Driving research of Myalgic Encephalomyelitis / Chronic Fatigue Syndrome (ME / CFS),
Post Treatment Lyme Disease Syndrome (PTLDS), Fibromyalgia and Post COVID .

MicroRNAs activés par le stress
Dans l’EM / SFC pathogenèse

NOTRE HYPOTHÈSE

Nous avons conçu une intervention clinique, produisant en toute sécurité un Malaise après effort (MAE), un symptôme caractéristique de l’EM/SFC. Nous avons émis l’hypothèse selon laquelle un essai de stress, y incluant le de contrainte qui déclenche le MAE, révélera une signature de la maladie plus spécifique associée aux symptômes de l’EM/SFC. Dans ce contexte, nous avons étudié le rôle des microRNAs circulants, qui sont de petites molécules d’ARN non codées et qui peuvent être détectées dans le sang ainsi que dans d’autres liquides biologiques.

POURQUOI CETTE ÉTUDE EST IMPORTANTE POUR l’EM/SFC

L’étude des microRNAs pourrait aider à combler l’écart conceptuel entre la prédisposition génétique et les facteurs environnementaux qui me causent l’EM/SFC ou qui exacerbent des symptômes spécifiques. Tout aussi important, la conception d’une intervention clinique portable permet d’enquêter sur les personnes gravement malades de l’EM/SFC, en particulier celles qui sont au foyer.

NOS PRINCIPAUX RÉSULTATS FINDINGS

  • Cette stratégie nous a menés à identifier 32 microRNAs circulants dans une cohorte témoin.

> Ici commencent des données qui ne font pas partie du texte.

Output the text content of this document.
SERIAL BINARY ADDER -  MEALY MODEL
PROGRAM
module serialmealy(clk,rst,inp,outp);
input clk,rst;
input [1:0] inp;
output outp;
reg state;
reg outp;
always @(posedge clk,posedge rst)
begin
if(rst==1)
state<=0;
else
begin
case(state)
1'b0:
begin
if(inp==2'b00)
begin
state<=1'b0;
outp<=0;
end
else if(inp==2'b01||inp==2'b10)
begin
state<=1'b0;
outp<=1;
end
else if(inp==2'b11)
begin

    Plusieurs des microRNAs identifiés dans notre cohorte de découvertes sont associés à l’inflammation, à la régulation de l’immunité et/ou à une réponse physiologique à l’exercice (régulateurs de l’endurance).

    La mise en œuvre d’outils bio-informatiques tels que l’Algorithme d’apprentissage automatique (Algorithme de forêt aléatoire) a permis de valider un premier panneau de diagnostic de 8 microRNAs (miR-28-5p, miR-29a-5p, miR-127-3p, miR-140-5p, miR-374b-5p, miR-486-5p, miR-3620-3p et miR-6819-3p). Il utilise un ensemble de données d’individus atteints de l’EM/SFC et de contrôles sains assortis.

    Ce comité a une précision prédictive de 90 % avec une sensibilité de 100 % et une spécificité de 75 % lorsque l’expression de chaque microARN est comparée après le l’essai de stress par rapport à leurs valeurs respectives au point de référence (sans stimulation). Inversement, lorsque seules les valeurs de référence sont utilisées (sans l’essai de stress), la précision prédictive est réduite à 60 % avec une sensibilité de 71 % et une spécificité de 33 % (non spécifique). Ces résultats préliminaires ont clairement indiqué la supériorité de notre approche d’essai de stress pour révéler la signature moléculaire sous-jacente de l’EM/SFC.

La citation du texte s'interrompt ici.